I am tired of death.  I am tired of dealing with the sadness and pain.

My daughter took the photo above.  Duncan is lying in Emily's bed with his legs wrapped around Tierney, Emily's favorite stuffed animal.  Duncan LOVED to sleep in human beds.  He would walk around the bed and scratch at the covers before finding the perfect spot.  Then he would manage to occupy a space out of all proportion to his rather modest 25 pound body.  Once he found the spot, he would hardly move until the Sun arose the next morning.

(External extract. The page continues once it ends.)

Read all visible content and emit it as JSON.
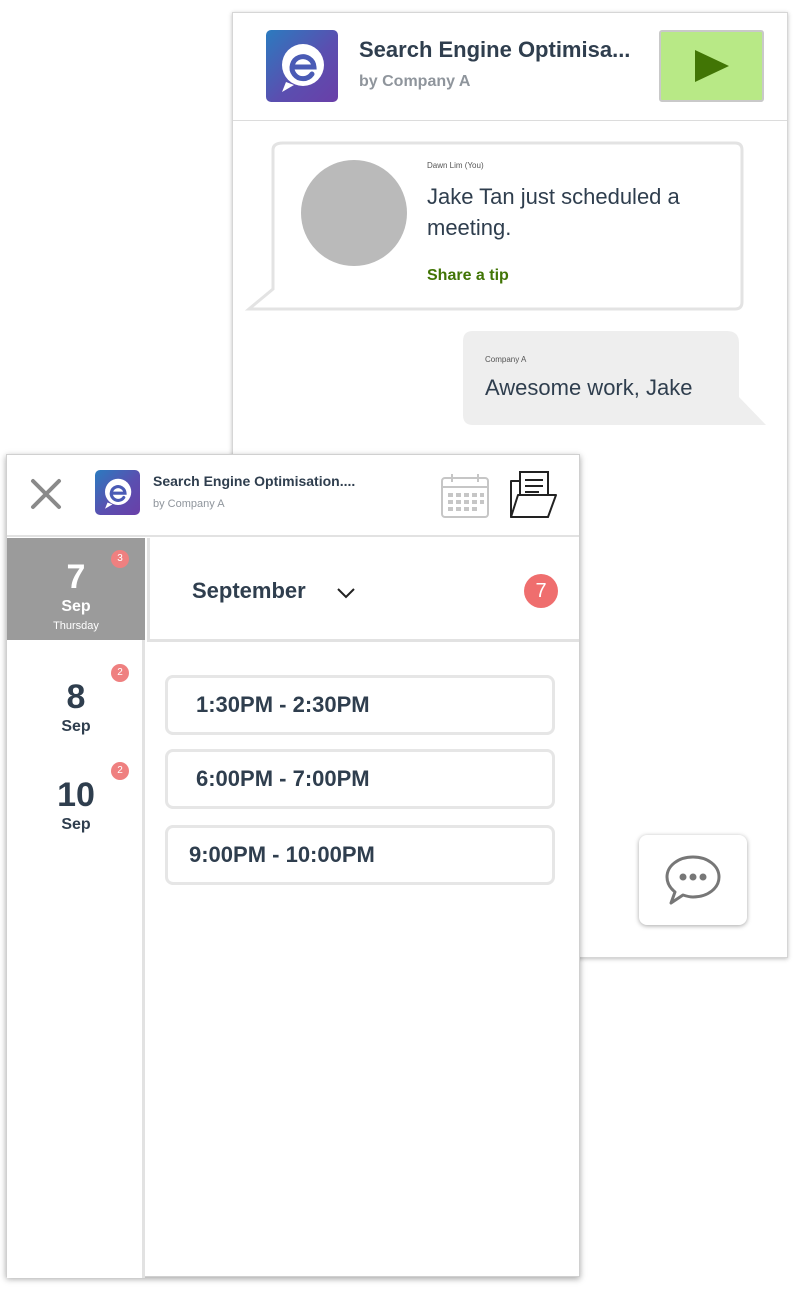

And Duncan loved to chase squirrels.  If a squirrel crossed his path while he was outside, there was no stopping him as he dashed off to chase it up a tree.  And boy would he ever be proud of himself afterwards.  If no real squirrels were available, he was happy to chase stuffed plush squirrels, of which he owned several.

Anyone who has ever owned a pet has had to suffer the pain of the day when the pet dies.  And most every pet owner regards his or her pet as just the best pet ever, I imagine.  But Duncan was truly special.  He was the sweetest little dog I have ever known.  I miss him.